Making Black Gold

Making Black Gold
Untitled
This Garden Gourmet compost bin can be purchased from the Botanic Garden.

I’m making black gold. You can too.

I ordered a compost bin online as a birthday present for myself. My birthday came and went but the compost bin never arrived. I complained to a friend who mentioned the Brooklyn Botanic Garden; they encourage composting by selling everything you need to be a successful composter at an affordable price. I immediately cancelled my online order and emailed Emily at the Brooklyn Botanic Garden. I picked up my Garden Gourmet for $61 from their office at 109 Montgomery Street. Make an appointment at least one day ahead of time if you plan to do the same.

24% of landfill is compostable, according to the New York City outdoor composting guide Emily gave me with my Gourmet Gardener. A New York Times article on composting claims between 13% and 16% of that is compostable foods scraps. Minimal composting at a household level could have huge implications for our planet. Act locally.

Fellow Ditmas Parker Tracey Hohman’s compost pile was featured on Urban Gardener. Her composting system is more complex than mine–I dump and leave–though I’m going to steal some of her tricks. Nice screen, Tracey!

My foray into composting began when I finally got outdoor space: a postage-stamp sized cement slab dubbed a “backyard.” (Some New Yorkers compost in Tupperware containers under their beds.
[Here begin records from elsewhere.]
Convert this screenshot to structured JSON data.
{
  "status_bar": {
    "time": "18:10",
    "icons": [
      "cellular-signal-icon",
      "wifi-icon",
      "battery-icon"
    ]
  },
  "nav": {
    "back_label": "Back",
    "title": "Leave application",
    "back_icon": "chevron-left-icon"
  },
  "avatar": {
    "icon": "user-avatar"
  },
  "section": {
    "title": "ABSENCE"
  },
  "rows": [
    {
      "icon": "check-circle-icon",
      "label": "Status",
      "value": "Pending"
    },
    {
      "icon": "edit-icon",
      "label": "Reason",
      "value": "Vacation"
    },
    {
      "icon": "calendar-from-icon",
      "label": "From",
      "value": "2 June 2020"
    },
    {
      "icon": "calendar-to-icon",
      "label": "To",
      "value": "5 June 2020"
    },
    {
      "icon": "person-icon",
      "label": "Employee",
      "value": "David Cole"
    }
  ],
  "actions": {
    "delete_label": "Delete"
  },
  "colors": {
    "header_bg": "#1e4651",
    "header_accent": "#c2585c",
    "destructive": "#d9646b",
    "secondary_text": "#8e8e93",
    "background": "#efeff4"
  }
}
If you do that, more power to you. I want mine outside.) My son/co-gardener and I procured a garbage can and worms. We gathered brown leaves and dumped them in the can. On top of that went our CSA scraps–bok choy we never used, chard, beet leaves. Occasionally, if we thought the compost was too moist, we’d rip up newspaper. Compost should be damp “like a rung out sponge,” according to the outdoor composting guide. When the CSA ended, so did our composting enthusiasm.

Old Compost Bin
Our old compost bin was a simple garbage can we drilled holes into.

Our garbage can compost bin sat all winter, but when the CSA started up again, we needed to get our head out of the muck and figure out how to use what we made. We needed to see what it was we actually made. Was it compost? Or was it still composting? Finally, we just tipped over the can; what was the worst that could happen?
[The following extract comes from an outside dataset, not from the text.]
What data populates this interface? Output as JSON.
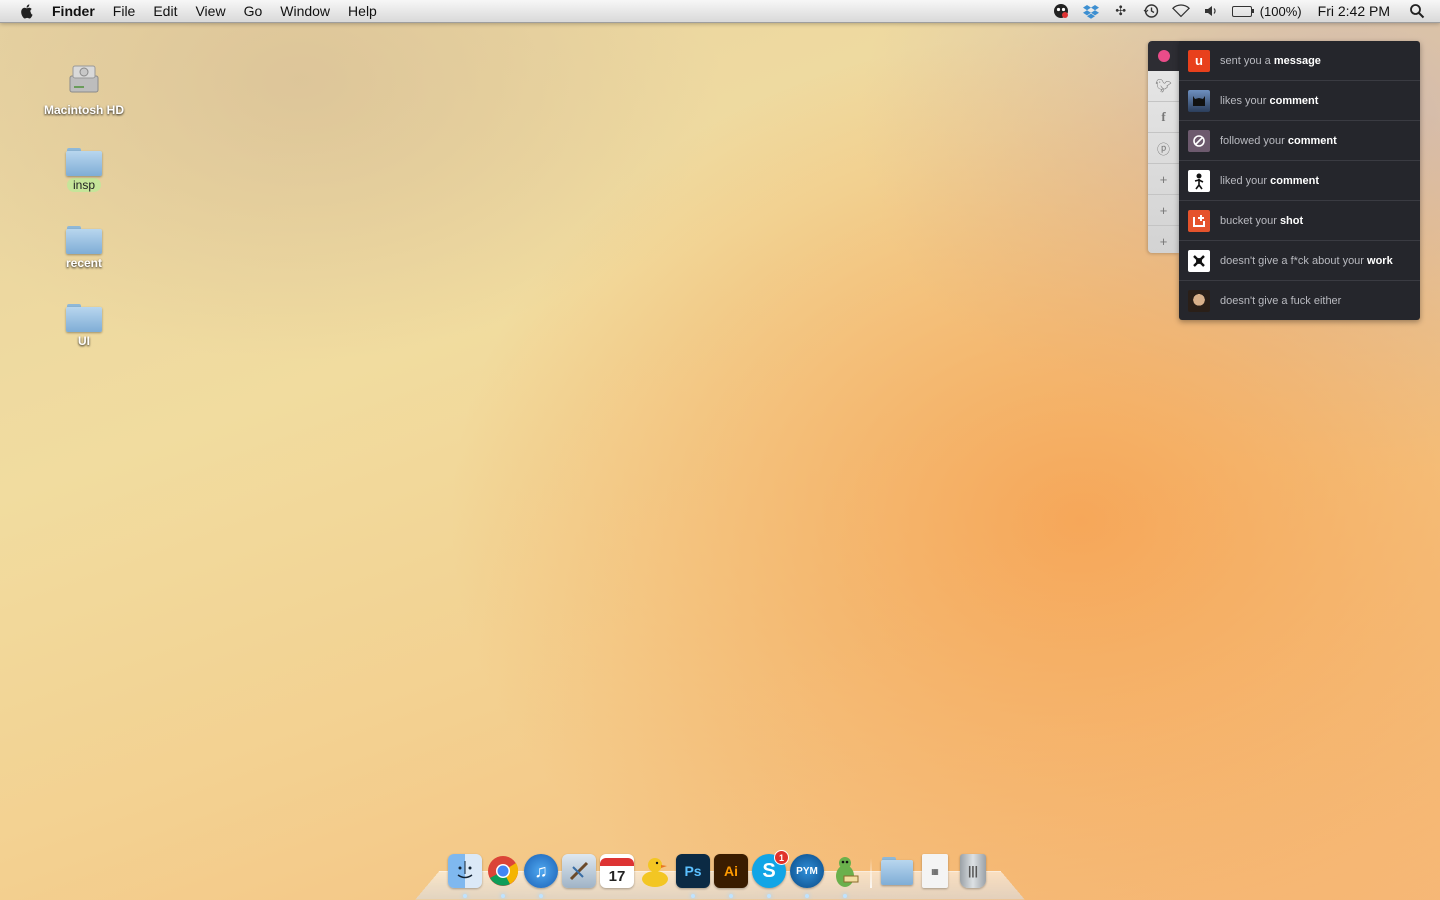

We were rewarded with rich, glorious soil! Radish tops and lettuce hearts decomposed to luscious coffee-ground-like dirt. Humus, it’s officially called. We mixed the humus with comparatively sterile, store bought top soil creating an accidental science experiment.  We planted tomatoes in a topsoil/compost blend until our compost ran out. Our remaining tomatoes we sank into store bought soil. Can you see the difference?

tomato plants
The large tomato plants had a mixture of compost and topsoil. The small ones had only topsoil.
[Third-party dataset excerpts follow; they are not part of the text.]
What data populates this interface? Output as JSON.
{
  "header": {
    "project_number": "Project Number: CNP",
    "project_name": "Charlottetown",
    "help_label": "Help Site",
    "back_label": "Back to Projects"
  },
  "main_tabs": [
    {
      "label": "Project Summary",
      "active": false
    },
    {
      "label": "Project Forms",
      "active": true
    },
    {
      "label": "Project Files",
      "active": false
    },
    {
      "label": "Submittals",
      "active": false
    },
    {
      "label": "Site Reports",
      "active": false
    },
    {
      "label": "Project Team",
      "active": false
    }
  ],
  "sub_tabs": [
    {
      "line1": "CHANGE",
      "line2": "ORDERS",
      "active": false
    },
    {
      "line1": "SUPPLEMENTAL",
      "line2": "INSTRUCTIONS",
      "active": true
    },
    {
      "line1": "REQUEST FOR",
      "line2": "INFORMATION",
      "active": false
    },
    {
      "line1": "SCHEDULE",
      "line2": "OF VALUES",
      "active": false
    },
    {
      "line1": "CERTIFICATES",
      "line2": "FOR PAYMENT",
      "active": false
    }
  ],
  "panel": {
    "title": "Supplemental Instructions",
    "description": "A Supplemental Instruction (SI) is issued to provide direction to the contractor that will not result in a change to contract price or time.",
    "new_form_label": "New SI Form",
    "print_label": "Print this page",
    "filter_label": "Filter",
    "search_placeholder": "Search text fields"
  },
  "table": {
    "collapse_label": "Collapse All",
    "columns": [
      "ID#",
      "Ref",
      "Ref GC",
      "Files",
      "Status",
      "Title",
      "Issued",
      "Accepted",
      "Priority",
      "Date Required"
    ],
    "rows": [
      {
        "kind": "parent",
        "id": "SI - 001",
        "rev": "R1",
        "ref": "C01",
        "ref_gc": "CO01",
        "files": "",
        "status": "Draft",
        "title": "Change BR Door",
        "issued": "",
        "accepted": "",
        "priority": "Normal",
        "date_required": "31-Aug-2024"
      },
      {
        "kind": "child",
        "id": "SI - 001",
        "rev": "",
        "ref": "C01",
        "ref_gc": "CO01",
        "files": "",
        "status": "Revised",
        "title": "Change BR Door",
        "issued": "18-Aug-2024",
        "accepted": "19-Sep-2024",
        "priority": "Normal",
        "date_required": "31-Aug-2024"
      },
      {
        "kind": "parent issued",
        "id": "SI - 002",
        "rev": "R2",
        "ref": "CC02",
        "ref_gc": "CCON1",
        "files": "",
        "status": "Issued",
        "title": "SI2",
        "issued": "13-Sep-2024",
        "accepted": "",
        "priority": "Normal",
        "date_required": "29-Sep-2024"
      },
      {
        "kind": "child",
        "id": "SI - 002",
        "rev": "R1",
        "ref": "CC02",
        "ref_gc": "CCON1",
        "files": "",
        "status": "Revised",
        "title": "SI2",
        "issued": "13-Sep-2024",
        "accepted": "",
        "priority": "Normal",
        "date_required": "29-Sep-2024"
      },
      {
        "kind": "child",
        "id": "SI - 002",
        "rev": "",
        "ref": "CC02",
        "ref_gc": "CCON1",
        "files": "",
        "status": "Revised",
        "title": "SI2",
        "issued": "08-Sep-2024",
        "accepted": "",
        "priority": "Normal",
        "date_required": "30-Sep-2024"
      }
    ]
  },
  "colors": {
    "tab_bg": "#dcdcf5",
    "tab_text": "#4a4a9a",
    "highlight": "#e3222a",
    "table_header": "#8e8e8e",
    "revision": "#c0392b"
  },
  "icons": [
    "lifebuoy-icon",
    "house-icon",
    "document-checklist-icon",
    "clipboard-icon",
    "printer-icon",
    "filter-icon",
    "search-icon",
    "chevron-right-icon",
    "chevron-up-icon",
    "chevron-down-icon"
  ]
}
I’m thrilled for the Gourmet Gardener upgrade but won’t trash my garbage can. I have more available composting space, and if Tracey’s leaf and twig pile reaches the top of her roof, I still may need to expand further. My goal is to compost every issue of my husband’s New York Times with our limp lettuce and bruised beets. (Will my soil be nutritious and intelligent?)

If you want to make your own black gold–soil, not oil–the Brooklyn Botanic Garden gives workshops in the art of composting. The Bureau of Waste Prevention, Reuse and Recycling is a great resource. Perhaps you want to compost, but don’t have a yard and, like me, are chicken to compost under your bed. Bring cut up food scraps–no meat, bread, oil!–to Flatbush Reformed Church or to Compost for Brooklyn. Sundays from 8am to 1pm, Grow NYC has communal compost bins at the Cortelyou Greenmarket.